Hier le Tribunal de Commerce de Paris, statuant en référé, a rendu une ordonnance dans l’affaire opposant l’Opéra National de Paris et la société Viagogo Limited qui héberge une bourse d’échange de billets sur Internet. Le Tribunal a débouté l’Opéra National de Paris de l’intégralité de ses demandes.

Par sa décision du 15 février 2012, le Tribunal de Commerce de Paris a donc rejeté l’ensemble des demandes de l’Opéra National de Paris qui visaient notamment l’interdiction, « pour le futur », de mettre en ligne des annonces pour les spectacles organisés par l’Opéra National de Paris ainsi que la compensation d’un préjudice moral prétendument subi, pour lequel l’Opéra National de Paris n’a apporté aucun élément de justification.

Cette décision intervient dans un contexte où le Parlement vient de voter une loi interdisant la revente (et la fourniture des moyens pour revendre) de titres d’accès pour une manifestation sportive sans l’accord des organisateurs de la manifestation concernée. En outre, le législateur est en train de réfléchir à étendre cette loi à tous les événements culturels, commerciaux et aux spectacles vivants. C’est d’ailleurs à la hâte, avant la fin de la législature en cours, que le législateur entend faire passer cette disposition en l’incluant dans une proposition de loi sur la responsabilité du fait des choses des pratiquants sportifs, dont l’objet ne semble, soit dit en passant, pas en mesure d’accueillir une telle disposition. Fondamentalement, cette disposition viserait tout simplement à interdire à un citoyen de mettre en vente un bien qu’il a légitimement acquis sur des plateformes de revente en ligne qui le laissent aujourd’hui libre de déterminer les conditions financières de cette revente.

Si la disposition législative précitée venait à être votée, elle imposerait de fait une obligation de surveillance générale aux hébergeurs tels que Viagogo ou eBay (la notion du critère de « revente à titre habituel » est clairement complexe). De plus, on voit mal la compatibilité d’une telle disposition avec la Directive européenne 2000/31/CE et sa transposition française par la loi n° 2004-575 du 21 juin 2004 pour la confiance dans l’économie numérique aux termes desquels les prestataires intermédiaires de la société de l’information ne peuvent être tenus à une obligation générale de surveillance et de filtrage des contenus qu’ils hébergent.
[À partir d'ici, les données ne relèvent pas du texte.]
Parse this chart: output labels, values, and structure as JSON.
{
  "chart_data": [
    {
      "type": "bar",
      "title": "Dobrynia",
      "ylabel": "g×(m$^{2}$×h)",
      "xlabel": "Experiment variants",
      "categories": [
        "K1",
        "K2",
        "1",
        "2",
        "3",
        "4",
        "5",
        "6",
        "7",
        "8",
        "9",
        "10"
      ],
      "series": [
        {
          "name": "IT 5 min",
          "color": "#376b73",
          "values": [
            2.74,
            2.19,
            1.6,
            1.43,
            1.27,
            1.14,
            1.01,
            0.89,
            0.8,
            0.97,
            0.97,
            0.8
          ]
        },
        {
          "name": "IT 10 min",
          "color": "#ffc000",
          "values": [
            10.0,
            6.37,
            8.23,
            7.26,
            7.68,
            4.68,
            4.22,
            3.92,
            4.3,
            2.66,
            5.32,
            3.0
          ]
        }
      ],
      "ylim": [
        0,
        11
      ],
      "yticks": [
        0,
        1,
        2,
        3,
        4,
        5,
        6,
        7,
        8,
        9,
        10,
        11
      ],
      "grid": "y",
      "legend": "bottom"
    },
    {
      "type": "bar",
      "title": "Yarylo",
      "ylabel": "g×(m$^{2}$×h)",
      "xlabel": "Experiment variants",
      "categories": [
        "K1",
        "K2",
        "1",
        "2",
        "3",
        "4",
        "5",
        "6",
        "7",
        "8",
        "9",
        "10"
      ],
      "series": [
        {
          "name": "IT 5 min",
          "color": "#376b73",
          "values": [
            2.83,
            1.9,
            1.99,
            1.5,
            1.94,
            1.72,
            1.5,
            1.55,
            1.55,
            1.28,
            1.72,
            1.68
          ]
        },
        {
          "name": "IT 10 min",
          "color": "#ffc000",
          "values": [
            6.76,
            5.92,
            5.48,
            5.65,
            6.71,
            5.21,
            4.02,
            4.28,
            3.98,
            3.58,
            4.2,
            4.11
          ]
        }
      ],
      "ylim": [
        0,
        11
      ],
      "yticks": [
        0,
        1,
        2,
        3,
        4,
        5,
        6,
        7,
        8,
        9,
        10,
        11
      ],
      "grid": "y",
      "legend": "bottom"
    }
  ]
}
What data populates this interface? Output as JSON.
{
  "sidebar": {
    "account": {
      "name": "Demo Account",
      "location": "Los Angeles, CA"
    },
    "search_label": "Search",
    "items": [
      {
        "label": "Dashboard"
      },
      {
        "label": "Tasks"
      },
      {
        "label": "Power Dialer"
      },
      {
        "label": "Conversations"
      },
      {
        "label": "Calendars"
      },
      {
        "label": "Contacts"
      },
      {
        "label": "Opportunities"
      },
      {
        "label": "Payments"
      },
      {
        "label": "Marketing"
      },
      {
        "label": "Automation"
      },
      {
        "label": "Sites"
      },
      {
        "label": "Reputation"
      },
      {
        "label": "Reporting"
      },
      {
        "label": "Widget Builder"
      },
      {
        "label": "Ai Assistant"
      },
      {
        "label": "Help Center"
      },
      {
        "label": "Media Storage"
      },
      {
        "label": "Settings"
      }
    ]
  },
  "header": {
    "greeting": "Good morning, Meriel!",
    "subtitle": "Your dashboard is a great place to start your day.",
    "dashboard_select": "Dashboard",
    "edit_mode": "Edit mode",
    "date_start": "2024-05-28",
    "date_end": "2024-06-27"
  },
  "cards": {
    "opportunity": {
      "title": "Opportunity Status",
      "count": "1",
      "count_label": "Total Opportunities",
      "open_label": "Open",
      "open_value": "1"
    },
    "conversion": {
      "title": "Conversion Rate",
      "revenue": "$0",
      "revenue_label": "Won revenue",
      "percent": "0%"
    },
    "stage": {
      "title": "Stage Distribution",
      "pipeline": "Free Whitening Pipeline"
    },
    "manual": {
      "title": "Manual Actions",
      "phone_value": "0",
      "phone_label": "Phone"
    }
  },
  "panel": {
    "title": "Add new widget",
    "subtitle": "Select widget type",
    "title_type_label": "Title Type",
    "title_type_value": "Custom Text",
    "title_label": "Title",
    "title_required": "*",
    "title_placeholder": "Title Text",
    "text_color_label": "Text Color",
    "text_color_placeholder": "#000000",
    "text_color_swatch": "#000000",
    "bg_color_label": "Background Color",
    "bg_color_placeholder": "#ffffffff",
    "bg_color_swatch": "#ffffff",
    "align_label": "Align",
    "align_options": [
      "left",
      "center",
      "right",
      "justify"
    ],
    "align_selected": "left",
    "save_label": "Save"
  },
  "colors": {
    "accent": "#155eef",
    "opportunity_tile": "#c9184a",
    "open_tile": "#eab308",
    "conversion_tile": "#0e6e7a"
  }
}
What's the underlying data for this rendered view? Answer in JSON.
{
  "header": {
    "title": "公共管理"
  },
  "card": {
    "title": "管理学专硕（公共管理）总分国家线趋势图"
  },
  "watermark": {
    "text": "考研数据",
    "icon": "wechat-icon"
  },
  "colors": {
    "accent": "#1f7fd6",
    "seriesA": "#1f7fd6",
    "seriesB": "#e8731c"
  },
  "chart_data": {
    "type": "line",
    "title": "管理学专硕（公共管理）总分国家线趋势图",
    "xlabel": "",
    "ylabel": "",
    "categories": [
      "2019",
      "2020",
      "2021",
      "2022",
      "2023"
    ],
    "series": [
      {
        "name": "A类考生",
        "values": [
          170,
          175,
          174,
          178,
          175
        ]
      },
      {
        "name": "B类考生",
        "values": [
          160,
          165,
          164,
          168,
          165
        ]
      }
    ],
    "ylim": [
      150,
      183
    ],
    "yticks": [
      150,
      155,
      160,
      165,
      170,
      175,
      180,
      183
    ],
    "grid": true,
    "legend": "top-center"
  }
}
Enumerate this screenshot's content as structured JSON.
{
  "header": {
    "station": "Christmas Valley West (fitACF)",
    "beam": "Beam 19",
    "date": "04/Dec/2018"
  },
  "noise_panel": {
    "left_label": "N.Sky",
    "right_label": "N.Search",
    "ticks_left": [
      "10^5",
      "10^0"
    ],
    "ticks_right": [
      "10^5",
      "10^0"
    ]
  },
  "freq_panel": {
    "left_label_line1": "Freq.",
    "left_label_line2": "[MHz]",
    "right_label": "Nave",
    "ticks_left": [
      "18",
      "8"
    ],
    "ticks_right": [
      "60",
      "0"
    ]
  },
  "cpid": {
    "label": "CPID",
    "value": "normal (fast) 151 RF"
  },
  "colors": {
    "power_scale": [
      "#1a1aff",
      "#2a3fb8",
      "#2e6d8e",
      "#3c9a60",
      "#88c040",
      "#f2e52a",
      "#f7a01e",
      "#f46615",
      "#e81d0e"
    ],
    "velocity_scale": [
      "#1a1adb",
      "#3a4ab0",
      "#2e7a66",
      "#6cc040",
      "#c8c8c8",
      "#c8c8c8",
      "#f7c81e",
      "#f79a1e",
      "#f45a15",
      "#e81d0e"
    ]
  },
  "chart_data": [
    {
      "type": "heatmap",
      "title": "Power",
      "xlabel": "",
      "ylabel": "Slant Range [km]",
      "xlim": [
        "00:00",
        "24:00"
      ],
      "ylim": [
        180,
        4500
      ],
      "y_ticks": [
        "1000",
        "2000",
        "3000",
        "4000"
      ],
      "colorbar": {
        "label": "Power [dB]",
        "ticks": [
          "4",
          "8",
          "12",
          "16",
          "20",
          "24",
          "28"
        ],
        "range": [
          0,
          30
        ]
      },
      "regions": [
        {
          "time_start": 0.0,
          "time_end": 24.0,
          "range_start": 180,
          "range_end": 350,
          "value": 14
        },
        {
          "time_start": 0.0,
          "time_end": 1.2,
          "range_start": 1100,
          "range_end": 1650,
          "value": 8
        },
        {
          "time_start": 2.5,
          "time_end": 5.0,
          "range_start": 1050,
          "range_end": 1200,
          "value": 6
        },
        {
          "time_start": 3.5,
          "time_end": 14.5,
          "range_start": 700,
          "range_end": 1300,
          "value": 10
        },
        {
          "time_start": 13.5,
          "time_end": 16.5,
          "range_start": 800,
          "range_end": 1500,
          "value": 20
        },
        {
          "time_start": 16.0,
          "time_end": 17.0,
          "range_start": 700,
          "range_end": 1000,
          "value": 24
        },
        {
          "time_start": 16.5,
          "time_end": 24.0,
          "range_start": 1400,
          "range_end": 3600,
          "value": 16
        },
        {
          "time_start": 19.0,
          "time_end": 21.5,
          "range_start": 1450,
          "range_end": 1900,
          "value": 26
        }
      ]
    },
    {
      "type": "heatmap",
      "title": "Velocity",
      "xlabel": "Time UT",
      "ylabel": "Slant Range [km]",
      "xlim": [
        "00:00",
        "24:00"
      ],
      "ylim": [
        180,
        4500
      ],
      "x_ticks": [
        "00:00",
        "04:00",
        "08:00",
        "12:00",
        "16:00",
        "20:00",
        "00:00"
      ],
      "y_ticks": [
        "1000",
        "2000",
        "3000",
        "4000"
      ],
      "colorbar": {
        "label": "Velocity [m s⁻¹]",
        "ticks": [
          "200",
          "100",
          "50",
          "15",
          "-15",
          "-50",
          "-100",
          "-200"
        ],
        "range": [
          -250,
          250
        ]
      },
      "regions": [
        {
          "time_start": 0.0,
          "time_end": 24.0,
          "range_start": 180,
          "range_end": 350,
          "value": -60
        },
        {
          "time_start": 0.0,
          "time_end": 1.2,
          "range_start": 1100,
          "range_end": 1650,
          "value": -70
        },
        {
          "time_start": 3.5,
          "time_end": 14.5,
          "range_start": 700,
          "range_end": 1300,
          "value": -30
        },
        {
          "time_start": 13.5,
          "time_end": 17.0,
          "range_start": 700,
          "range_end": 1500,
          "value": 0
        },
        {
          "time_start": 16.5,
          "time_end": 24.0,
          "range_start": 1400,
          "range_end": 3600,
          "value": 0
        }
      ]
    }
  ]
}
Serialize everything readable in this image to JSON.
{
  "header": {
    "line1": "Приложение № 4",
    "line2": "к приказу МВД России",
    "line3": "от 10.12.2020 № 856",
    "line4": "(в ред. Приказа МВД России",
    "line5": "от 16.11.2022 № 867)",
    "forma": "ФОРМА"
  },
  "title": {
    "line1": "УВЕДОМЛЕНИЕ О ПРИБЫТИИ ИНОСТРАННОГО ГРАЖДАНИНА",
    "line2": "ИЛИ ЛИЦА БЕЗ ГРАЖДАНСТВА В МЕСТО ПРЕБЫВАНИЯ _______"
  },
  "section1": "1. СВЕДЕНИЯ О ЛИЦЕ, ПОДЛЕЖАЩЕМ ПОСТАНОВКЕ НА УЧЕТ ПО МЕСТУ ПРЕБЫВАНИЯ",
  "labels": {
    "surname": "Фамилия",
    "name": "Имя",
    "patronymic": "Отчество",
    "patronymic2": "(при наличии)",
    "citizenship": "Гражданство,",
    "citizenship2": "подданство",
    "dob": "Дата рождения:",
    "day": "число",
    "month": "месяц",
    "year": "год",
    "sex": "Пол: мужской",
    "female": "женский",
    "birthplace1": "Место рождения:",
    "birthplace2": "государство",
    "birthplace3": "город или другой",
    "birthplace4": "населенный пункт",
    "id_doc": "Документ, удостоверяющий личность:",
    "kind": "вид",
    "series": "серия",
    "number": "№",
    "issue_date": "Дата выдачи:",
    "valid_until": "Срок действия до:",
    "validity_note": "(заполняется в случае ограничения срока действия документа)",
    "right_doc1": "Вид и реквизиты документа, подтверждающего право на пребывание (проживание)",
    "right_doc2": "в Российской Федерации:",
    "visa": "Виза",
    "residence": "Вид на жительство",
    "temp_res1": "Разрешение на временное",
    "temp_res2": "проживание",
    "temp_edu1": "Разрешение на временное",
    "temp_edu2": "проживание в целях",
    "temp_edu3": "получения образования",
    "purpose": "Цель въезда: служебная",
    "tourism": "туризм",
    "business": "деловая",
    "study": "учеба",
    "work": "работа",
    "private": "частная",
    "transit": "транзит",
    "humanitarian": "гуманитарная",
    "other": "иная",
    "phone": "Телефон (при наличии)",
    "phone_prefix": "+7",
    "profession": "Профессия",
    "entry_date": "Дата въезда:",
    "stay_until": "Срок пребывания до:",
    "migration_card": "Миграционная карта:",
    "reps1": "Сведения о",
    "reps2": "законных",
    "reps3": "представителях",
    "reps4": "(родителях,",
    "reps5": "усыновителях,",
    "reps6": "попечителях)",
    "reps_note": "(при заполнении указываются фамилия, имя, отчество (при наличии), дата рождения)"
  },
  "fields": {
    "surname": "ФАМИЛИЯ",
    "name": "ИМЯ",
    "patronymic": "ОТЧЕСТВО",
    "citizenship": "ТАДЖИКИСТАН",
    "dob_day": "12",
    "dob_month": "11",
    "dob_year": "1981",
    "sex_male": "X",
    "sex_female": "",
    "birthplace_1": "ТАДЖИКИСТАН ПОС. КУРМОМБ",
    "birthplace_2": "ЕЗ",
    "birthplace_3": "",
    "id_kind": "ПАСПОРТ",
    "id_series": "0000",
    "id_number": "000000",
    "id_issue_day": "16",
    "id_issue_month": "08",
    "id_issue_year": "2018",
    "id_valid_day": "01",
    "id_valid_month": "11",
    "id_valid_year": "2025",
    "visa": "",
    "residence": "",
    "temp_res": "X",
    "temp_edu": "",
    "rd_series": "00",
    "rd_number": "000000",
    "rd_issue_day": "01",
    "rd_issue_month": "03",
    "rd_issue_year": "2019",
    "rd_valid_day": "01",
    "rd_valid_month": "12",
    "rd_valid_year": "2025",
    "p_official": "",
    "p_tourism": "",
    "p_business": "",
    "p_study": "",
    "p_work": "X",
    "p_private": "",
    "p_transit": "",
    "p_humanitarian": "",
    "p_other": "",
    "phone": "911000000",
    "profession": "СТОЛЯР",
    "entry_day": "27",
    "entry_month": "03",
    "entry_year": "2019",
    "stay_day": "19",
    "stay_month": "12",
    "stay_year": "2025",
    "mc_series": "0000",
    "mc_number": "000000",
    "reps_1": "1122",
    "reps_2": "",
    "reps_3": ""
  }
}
Comme le précise Alex Zivoder, directeur de Viagogo Limited, « la plateforme d’échange viagogo a pour objectif de permettre à des citoyens de revendre librement, et de façon sécurisée, des billets de théâtres ou de concerts, lorsqu’ils sont dans l’impossibilité de se rendre aux manifestations concernées. Elle vise à lutter contre le marché noir de revente à la sauvette et participe ainsi à la protection des vendeurs et au maintien de l’ordre public. »  

On ne peut que se féliciter de cette décision qui, sans trancher le fond du débat, relève néanmoins la pertinence des arguments invoqués par la société Viagogo. Rappelons que le juge des référés du Tribunal de Grande Instance de Brest, dans une affaire opposant l’association Les Vieilles Charrues à la société Viagogo Limited au mois de juillet 2011, avait fait droit à l’ensemble des demandes de l’association sans prêter la moindre attention aux arguments soulevés pour sa défense par la société Viagogo. Hier, le Tribunal de Commerce de Paris s’en est donc tenu à l’application stricte des principes du droit de la responsabilité civile qui requièrent la démonstration de la réalité du préjudice pour en obtenir l’indemnisation.  

Par ailleurs, la loi du 27 juin 1919 à laquelle il est fait référence pour justifier l’interdiction d’une revente au-delà de la valeur faciale ne concernait à l’époque que quatre théâtres nationaux qui avaient des obligations tarifaires imposées. Aujourd’hui, cette loi est détournée de son objet et utilisée par des acteurs qui fixent eux-mêmes leurs prix et poursuivent très souvent la recherche d’un profit. Ce n’est donc pas la revente sur le marché secondaire qui leur porte le moindre préjudice financier puisque les billets revendus ont tous été acquis dans les réseaux de distribution officiels.